De façon générale, la société aussi a changé. Les blagues piquantes ne sont plus tolérées. Tout le monde doit être gentil avec tout le monde, désormais.

Les têtes de Turc ne sont plus invitées, l’émission est devenue la plate-forme de toutes les causes sociales, un véhicule pour les artistes qui ont quelque chose à «ploguer» et un moyen pour les politiciens de paraître sympathiques.

En bref, depuis quelques années, Tout le monde en parle ne surprend plus.

La pandémie qui change tout

Qui plus est, en raison de la pandémie, l’émission est enregistrée sans public depuis les derniers mois. Bonjour, l’ambiance. Elle est aussi en direct. Un autre accroc au concept original: avec un talk-show préenregistré et monté par la suite, on pouvait rapidement émonder les petites longueurs. À son premier passage (jamais diffusé), Pierre Lapointe en avait d’ailleurs fait les frais.

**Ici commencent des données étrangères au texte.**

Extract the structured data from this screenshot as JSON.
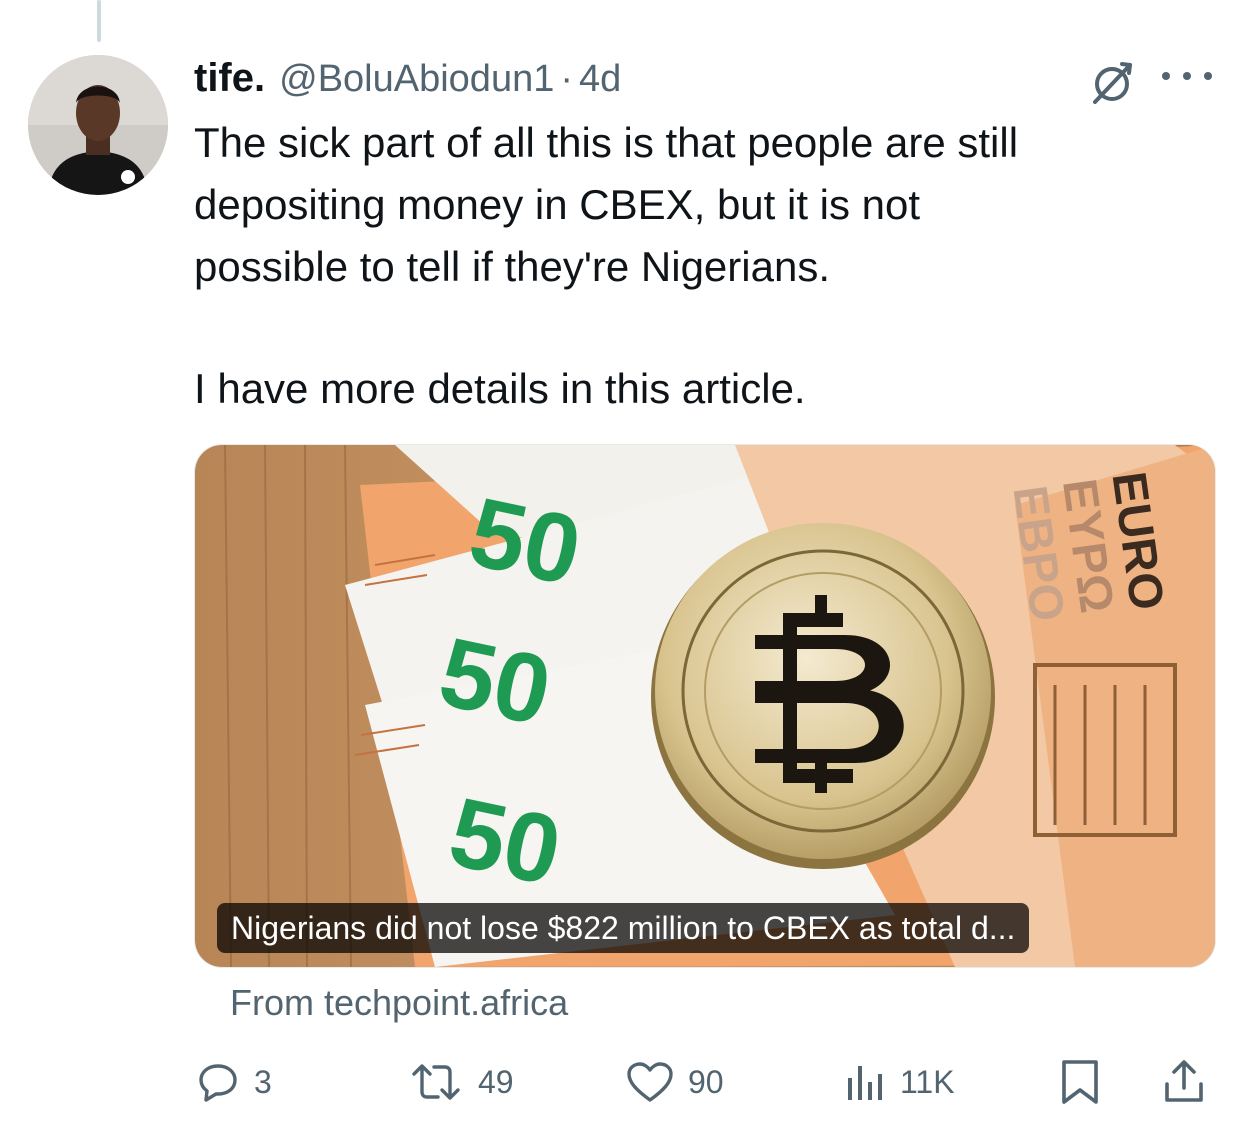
{
  "tweet": {
    "author_name": "tife.",
    "handle": "@BoluAbiodun1",
    "separator": "·",
    "time": "4d",
    "text_lines": [
      "The sick part of all this is that people are still",
      "depositing money in CBEX, but it is not",
      "possible to tell if they're Nigerians."
    ],
    "text_line_2": "I have more details in this article."
  },
  "card": {
    "caption": "Nigerians did not lose $822 million to CBEX as total d...",
    "image_text": {
      "note_values": [
        "50",
        "50",
        "50"
      ],
      "euro": [
        "EURO",
        "EYPΩ",
        "EBPO"
      ]
    },
    "source": "From techpoint.africa"
  },
  "actions": {
    "replies": "3",
    "reposts": "49",
    "likes": "90",
    "views": "11K"
  },
  "icons": {
    "reply": "reply-icon",
    "repost": "repost-icon",
    "like": "heart-icon",
    "views": "views-icon",
    "bookmark": "bookmark-icon",
    "share": "share-icon",
    "grok": "grok-icon",
    "more": "more-icon"
  },
  "colors": {
    "text": "#0f1419",
    "secondary": "#536471",
    "thread_line": "#cfd9de"
  }
}
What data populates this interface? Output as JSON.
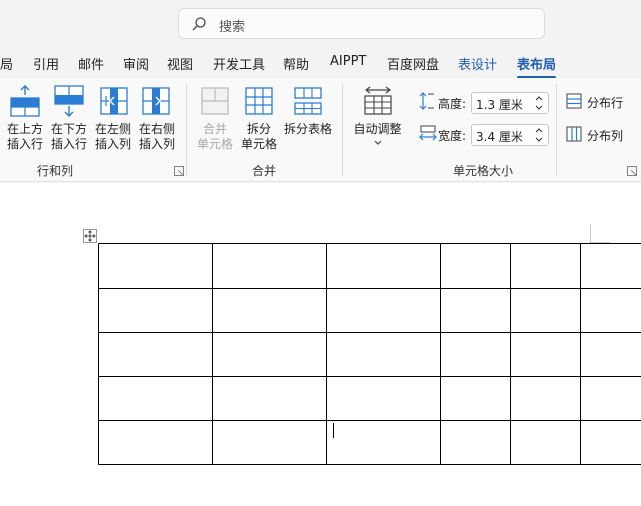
{
  "search": {
    "placeholder": "搜索",
    "icon": "search-icon"
  },
  "tabs": [
    {
      "label": "局",
      "state": "normal"
    },
    {
      "label": "引用",
      "state": "normal"
    },
    {
      "label": "邮件",
      "state": "normal"
    },
    {
      "label": "审阅",
      "state": "normal"
    },
    {
      "label": "视图",
      "state": "normal"
    },
    {
      "label": "开发工具",
      "state": "normal"
    },
    {
      "label": "帮助",
      "state": "normal"
    },
    {
      "label": "AIPPT",
      "state": "normal"
    },
    {
      "label": "百度网盘",
      "state": "normal"
    },
    {
      "label": "表设计",
      "state": "contextual"
    },
    {
      "label": "表布局",
      "state": "active"
    }
  ],
  "ribbon": {
    "rows_cols": {
      "label": "行和列",
      "insert_above": [
        "在上方",
        "插入行"
      ],
      "insert_below": [
        "在下方",
        "插入行"
      ],
      "insert_left": [
        "在左侧",
        "插入列"
      ],
      "insert_right": [
        "在右侧",
        "插入列"
      ]
    },
    "merge": {
      "label": "合并",
      "merge_cells": [
        "合并",
        "单元格"
      ],
      "split_cells": [
        "拆分",
        "单元格"
      ],
      "split_table": "拆分表格"
    },
    "cell_size": {
      "label": "单元格大小",
      "autofit": "自动调整",
      "height_label": "高度:",
      "height_value": "1.3 厘米",
      "width_label": "宽度:",
      "width_value": "3.4 厘米",
      "distribute_rows": "分布行",
      "distribute_cols": "分布列"
    }
  },
  "colors": {
    "accent": "#1f5fb4",
    "icon_blue": "#2b7cd3",
    "icon_light": "#9cc7ef"
  },
  "document": {
    "table_rows": 5,
    "table_cols": 6
  }
}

J’ignore si Radio-Canada verse encore des redevances à Thierry Ardisson pour l’utilisation de son concept. Cela dit, hormis le titre et la table, il n’y a plus grand-chose de comparable entre le Tout le monde en parle du Québec d’aujourd’hui et sa version originale.

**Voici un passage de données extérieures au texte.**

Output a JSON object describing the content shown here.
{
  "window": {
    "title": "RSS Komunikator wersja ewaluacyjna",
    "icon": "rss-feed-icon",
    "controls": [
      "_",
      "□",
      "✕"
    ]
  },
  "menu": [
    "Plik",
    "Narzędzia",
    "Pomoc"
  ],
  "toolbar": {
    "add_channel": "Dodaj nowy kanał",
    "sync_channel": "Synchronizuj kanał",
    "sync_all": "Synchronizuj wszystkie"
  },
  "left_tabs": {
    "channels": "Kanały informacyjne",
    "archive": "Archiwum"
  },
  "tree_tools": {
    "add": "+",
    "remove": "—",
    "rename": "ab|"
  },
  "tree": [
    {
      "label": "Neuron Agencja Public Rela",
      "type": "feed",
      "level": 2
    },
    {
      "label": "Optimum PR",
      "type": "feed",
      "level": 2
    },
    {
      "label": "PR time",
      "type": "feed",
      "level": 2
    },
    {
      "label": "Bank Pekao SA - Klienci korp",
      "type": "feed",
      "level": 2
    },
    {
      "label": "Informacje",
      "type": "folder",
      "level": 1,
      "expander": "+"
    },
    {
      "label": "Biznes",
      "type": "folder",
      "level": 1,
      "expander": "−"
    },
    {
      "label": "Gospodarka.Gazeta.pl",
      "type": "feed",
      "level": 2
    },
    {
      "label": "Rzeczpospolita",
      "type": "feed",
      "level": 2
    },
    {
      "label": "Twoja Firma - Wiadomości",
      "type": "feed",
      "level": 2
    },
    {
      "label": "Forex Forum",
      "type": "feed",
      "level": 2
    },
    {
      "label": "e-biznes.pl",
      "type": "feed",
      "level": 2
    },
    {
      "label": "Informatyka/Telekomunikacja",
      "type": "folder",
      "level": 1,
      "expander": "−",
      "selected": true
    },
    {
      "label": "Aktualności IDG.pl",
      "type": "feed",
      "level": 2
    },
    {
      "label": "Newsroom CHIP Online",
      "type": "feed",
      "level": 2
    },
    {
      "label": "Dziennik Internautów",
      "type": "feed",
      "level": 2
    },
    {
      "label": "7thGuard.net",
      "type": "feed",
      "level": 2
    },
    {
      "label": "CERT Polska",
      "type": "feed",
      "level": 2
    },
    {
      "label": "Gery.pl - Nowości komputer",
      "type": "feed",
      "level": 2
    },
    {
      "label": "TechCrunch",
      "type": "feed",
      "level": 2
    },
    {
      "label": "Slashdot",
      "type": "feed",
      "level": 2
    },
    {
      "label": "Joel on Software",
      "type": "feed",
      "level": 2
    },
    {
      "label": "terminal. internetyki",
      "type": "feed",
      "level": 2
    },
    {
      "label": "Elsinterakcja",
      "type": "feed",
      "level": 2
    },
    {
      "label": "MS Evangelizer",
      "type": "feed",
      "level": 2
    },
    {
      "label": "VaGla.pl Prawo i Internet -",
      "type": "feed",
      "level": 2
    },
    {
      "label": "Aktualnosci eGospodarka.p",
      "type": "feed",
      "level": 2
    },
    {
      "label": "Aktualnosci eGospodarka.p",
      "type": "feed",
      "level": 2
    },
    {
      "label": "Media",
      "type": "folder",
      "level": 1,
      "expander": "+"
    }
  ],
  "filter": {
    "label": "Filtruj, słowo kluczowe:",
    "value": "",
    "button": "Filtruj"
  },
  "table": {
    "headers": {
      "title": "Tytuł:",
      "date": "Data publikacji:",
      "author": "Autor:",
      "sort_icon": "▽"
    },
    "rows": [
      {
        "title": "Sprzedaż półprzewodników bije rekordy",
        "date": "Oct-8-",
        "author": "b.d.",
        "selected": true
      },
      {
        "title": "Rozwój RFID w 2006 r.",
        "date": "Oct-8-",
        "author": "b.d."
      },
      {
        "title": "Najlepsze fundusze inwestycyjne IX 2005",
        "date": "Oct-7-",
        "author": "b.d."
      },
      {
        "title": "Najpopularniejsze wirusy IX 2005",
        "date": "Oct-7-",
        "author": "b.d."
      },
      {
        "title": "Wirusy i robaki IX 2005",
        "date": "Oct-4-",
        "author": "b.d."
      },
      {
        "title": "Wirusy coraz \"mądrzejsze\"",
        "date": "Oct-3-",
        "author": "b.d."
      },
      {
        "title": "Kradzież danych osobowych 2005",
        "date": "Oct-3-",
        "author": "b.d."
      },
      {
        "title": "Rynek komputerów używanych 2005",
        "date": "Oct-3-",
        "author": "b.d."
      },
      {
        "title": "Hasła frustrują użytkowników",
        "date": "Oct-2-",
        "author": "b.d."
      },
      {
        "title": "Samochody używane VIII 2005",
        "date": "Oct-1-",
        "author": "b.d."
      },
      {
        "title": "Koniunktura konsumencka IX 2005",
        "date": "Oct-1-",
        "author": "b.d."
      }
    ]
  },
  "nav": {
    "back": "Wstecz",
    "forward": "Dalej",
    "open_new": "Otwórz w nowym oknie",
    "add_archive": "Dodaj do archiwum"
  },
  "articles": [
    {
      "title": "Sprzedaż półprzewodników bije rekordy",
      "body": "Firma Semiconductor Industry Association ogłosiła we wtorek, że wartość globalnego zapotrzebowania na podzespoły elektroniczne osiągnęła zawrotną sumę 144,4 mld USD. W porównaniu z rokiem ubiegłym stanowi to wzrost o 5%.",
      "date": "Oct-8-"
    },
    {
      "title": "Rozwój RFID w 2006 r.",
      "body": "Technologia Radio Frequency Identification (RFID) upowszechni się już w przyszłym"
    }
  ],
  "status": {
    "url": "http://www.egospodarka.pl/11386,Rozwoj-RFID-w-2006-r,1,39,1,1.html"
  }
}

Je me risque encore, certains dimanches, à m’y arrêter. Je reste rarement jusqu’à la fin. Je décroche.

Tout le monde en parle a «sauté le requin»

Aux États-Unis, l’expression jump the shark (sauter le requin) exprime le moment où une production télé atteint un sommet, après quoi elle ne fera que décliner.

L’expression vient d’un épisode de la sitcom Happy Days, alors que le personnage de Fonzie sautait par-dessus un requin en ski nautique. À regarder ici:

Avec le départ de Dany Turcotte, je pense que TLMEP a sauté le requin. Cette émission n’est plus ce qu’elle a été et ne deviendra jamais meilleure que ce qu’elle a déjà été.

J’ai hâte que les gens à Radio-Canada se mettent à imaginer de nouvelles propositions pour combler nos dimanches soir.

Tout le monde en parle a fait son temps, il faut commencer à en parler.